A comparison of mineralogical techniques and potassium adsorption isotherm analysis for relative dating and correlation of Late Quaternary soil chronosequences

Abstract

The utility of potassium adsorption isotherm analysis (KIA) for relative dating and correlation of soil chronosequences was assessed by a comparison with some widely used mineralogical techniques. The soils studied, near Detroit, Michigan, are brown (10YR) calcareous Entisols developed in Holocene (~4kA) floodplain sediments, and Inceptisols and Alfisols with redder (7.5YR–5YR) cambic and argillic B horizons formed on late Pleistocene (14.5–12.4kA) fluvial terraces, fluvial paleochannels, and paleoshorelines (beach ridges) of proglacial lakes. The soils show a positive linear correlation between soil age and clay content, depth of carbonate leaching, and Fe-oxide accumulation.
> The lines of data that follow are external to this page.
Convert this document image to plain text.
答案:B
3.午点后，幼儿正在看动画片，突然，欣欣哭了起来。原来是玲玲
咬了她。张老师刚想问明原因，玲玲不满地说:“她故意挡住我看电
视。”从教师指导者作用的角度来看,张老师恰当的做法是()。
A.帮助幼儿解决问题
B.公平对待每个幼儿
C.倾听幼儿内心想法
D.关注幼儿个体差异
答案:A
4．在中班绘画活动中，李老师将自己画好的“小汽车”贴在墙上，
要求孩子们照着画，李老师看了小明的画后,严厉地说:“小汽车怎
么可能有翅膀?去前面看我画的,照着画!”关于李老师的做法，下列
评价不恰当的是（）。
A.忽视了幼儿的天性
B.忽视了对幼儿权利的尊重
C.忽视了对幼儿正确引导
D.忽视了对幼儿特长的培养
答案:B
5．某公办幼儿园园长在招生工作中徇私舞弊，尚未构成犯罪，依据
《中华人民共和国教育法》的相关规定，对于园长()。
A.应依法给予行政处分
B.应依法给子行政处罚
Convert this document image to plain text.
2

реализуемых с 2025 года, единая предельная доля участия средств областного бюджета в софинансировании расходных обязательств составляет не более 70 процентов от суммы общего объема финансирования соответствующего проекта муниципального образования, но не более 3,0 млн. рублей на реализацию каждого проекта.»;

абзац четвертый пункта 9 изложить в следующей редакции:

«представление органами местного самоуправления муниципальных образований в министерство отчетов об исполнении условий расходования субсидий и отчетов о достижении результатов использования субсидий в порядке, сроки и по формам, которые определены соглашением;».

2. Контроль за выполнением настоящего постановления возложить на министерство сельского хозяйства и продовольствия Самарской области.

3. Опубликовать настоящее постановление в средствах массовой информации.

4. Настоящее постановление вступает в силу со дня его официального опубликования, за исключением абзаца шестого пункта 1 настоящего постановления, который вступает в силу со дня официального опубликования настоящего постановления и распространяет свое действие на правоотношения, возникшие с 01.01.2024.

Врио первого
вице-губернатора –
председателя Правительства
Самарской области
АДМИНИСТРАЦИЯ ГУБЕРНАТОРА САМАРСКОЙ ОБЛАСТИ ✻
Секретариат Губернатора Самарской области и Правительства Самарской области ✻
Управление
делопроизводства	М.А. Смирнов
In contrast, the duration of soil formation is too short for variations in heavy mineral frequencies to discriminate soil age reliably. Scanning electron microscopy shows that chemical weathering stage is indicated by progressive etching and pitting of calcite, apatite and amphibole with increasing soil age. K-isotherms are linear or slightly curvilinear indicating that ion exchange is dominant over specific adsorption. A statistically significant linear correlation between K distribution constant and soil age, attributed to progressive weathering of mica, suggests that KIA is useful for relative dating of genetically related soils once a well dated chronosequence is established. KIA produces results comparable to, or better than, mineralogical techniques. However, soil morphology and a clay-redness index are more effective than mineralogical and chemical techniques for interchronosequence correlation.